Do rose colored glasses really help with mourning?

Funerals for family members are always tough and potentially gut wrenching. Emotions fly all over the place. Some people sob. Some people yell and get angry. Some people sit silently with a stoic facade, as if the outward appearance of strength will magically help themselves and others. Everybody searches for that perfect blended strategy that will allow them to both express their own emotions and comfort others at the same time. Some people are fortunate enough to have a ton of amazing stories of the deceased to share. We find ourselves grabbing for our rose-colored glasses, just in case our memories aren’t what we hoped, thinking that it will lesson our pain.

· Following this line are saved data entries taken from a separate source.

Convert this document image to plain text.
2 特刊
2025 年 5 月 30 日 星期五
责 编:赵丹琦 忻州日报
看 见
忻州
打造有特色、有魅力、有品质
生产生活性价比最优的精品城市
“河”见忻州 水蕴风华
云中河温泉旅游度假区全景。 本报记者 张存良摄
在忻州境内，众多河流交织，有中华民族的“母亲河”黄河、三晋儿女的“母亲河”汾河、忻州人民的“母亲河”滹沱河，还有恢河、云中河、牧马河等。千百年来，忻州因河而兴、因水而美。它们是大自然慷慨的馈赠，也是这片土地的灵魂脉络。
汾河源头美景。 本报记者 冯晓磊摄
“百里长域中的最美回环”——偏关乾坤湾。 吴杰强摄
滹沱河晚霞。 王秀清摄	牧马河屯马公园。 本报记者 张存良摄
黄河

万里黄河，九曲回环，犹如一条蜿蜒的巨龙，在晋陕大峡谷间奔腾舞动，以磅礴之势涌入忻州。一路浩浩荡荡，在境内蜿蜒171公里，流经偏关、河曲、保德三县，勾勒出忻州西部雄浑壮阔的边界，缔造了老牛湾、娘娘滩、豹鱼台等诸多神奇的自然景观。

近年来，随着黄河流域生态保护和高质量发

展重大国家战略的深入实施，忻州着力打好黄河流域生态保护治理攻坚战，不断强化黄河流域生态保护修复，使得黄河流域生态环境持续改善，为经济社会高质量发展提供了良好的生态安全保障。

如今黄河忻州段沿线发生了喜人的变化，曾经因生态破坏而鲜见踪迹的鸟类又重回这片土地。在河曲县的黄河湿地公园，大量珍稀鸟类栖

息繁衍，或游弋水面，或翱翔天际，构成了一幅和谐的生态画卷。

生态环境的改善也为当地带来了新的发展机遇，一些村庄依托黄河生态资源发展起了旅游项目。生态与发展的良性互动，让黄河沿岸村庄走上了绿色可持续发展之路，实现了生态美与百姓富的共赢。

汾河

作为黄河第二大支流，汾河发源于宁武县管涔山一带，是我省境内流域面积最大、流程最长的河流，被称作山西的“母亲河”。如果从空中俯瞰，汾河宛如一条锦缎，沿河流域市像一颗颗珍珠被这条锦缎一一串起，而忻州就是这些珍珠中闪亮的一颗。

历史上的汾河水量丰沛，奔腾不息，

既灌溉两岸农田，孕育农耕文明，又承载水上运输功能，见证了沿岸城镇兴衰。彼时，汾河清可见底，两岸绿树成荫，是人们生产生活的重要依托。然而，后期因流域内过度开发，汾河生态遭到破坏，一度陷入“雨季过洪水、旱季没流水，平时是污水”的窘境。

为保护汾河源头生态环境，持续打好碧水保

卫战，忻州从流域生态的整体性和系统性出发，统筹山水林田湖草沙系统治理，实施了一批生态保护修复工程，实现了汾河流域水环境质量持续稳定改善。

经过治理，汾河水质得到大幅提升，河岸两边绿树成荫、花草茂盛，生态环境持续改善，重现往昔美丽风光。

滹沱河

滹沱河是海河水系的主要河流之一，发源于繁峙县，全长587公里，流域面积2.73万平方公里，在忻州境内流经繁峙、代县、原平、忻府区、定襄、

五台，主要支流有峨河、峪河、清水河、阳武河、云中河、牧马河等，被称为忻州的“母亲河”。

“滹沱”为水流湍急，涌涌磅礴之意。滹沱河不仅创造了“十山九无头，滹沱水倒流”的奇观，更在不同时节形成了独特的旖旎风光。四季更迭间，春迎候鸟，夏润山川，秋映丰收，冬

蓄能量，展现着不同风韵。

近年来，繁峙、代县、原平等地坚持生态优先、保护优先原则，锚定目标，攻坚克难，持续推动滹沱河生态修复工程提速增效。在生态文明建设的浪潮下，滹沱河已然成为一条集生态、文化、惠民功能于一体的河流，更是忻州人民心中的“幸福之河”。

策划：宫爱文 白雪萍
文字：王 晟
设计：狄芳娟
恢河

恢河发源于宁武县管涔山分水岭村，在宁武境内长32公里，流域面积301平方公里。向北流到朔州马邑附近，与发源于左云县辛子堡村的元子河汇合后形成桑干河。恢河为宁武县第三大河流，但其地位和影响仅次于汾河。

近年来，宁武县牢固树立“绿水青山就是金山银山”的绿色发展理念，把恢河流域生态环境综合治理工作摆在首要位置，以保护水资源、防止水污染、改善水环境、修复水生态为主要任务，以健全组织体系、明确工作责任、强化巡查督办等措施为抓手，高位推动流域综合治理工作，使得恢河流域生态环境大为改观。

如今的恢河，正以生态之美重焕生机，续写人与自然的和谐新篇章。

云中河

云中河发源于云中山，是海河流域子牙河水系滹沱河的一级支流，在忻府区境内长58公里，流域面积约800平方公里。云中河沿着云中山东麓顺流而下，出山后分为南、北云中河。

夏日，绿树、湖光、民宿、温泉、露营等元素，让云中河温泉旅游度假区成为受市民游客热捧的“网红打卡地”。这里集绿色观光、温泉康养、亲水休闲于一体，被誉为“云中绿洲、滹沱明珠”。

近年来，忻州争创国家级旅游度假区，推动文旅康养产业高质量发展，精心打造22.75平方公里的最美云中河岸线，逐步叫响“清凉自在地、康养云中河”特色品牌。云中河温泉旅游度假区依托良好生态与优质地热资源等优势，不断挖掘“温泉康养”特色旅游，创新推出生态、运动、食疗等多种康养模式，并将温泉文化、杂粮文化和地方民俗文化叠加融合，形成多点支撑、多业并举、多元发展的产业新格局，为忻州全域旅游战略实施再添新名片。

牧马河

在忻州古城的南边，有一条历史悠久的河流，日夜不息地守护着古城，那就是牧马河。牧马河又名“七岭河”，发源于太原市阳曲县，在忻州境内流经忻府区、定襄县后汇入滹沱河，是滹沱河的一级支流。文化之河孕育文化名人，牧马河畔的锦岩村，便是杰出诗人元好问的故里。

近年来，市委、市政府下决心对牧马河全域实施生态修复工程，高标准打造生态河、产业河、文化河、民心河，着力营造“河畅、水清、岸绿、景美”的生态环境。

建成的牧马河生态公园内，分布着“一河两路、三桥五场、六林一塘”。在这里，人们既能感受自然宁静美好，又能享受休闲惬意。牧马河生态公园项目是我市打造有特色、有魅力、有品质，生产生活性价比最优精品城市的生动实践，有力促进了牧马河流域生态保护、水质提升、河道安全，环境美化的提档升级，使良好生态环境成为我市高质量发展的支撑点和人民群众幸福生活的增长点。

Ideally generations are able to gather and even broken bridges are able to be rebuilt over the realization that life is short and precious and time should never be wasted. However, this hope for relationship rebirth and mending of fences is truly only dependent on one thing: either party’s capacity for change and accountability. It is unrealistically painful to expect any sort of new outcome without it. As much as we would like to waive our magic wands and affect instant change, it doesn’t work that way. Change and healing are two sided entities that require movement and effort by both parties. I think that affecting change and healing in families is just that much harder because of the increased level of intimacy and emotional attachment. We tend to think that blood ties both bind people together and excuse all actions eventually with mutual exclusivity. I could not disagree more. There are some hurts that cannot heal regardless of shared genetic material, and that just is what it is. I am a firm believer that blood ties do not justify all wounds. We preach self preservation and value every day in order to empower ourselves and embrace the world around us so that we can be healthy both mentally and physically. Why wouldn’t this apply to relationships with family members? Should there be a separate set of rules for families? In my opinion, the answer is simply, no.